Besides disallowing any requests that would increase the number of overnighters at the campground in permanent structures, the Board also agreed to eliminate at least a few existing campsites that lie within the 50-foot buffer area of the Wallkill River floodplain, lot lines or roads. “Sites 400 to 402 are all in the buffer, they were built without approvals and they’re not on the 2014 site plan approved by the Planning Board. I think they have to go,” said Town supervisor Marybeth Majestic. “Everyone in agreement?” Everyone was.
Still on the table are campsites 77 to 81, which border recently acquired undeveloped agricultural land on the south side of the property and are described by Lazy River as “preexisting” nonconforming sites. Phillips will research the legality of denying permission for these to continue in use.
The attorney will also make recommendations to the Board on what measures can be taken to restrict use of the 200-foot buffer area of the undeveloped parcel for Lazy River’s Halloween Trail, a frequent target of noise complaints by neighbors. “The Halloween Trail might need to be more than 200 feet, because of the noise and light.
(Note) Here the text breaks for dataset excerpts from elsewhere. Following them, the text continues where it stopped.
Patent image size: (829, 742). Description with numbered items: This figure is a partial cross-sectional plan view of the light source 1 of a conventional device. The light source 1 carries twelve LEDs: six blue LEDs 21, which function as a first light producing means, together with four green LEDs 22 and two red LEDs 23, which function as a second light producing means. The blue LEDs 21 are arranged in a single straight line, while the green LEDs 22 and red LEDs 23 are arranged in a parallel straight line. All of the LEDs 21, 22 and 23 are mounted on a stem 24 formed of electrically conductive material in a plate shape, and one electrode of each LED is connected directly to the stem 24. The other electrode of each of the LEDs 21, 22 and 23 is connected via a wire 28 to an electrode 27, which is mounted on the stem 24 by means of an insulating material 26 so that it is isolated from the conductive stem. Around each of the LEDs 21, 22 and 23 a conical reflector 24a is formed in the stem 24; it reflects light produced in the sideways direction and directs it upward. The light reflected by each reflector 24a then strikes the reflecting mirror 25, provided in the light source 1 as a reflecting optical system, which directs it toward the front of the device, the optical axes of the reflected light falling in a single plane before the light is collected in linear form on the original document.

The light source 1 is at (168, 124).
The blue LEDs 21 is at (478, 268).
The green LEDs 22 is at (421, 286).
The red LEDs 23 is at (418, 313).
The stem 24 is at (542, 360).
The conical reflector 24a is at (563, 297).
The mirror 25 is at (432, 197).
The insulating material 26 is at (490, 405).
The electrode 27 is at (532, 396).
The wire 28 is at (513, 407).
We could require more vegetative buffering, more of a setback,” suggested Carucci.
Phillips noted that some usage limits might be placed on such previously unpermitted areas through the use of conditions imposed during the Special Use Permit process, if the Board decides to add them to the permitted areas of the campground under the requested Floating District designation. “The Board has some discretion,” she advised. “I’m making a list of what’s supposed to be Special Use Permit conditions,” said Majestic.
Inadequate parking continues to be a concern, especially at permanent structures, and the Board decided to instruct the code enforcement officer to perform inspections of those sites to verify the number of parking spaces available before granting any waivers of such requirements.
A site visit had already been performed by representatives of the Gardiner Highway and Fire Departments to determine whether internal roadways in the campground were adequate for emergency vehicle access. A memorandum from the Fire chief stated that the access road known as Third Avenue “did not follow the original site plan” and lacked proper signage. The chief offered Lazy River two alternatives: either to reconstruct the road as a through street as originally planned, or replace it with two dead-end roads connected by a hammerhead turnaround, which would require the elimination of two campsites on one side.
All in all, the more the Gardiner Town Board deliberates the wish list put forward by Lazy River, the less its members seem to be in a conciliatory mood. According to Majestic, “We made some headway.” No plans were made to schedule another special meeting, but discussion, including of the hot topic of park model RVs, will be on the agenda of a regular meeting in October.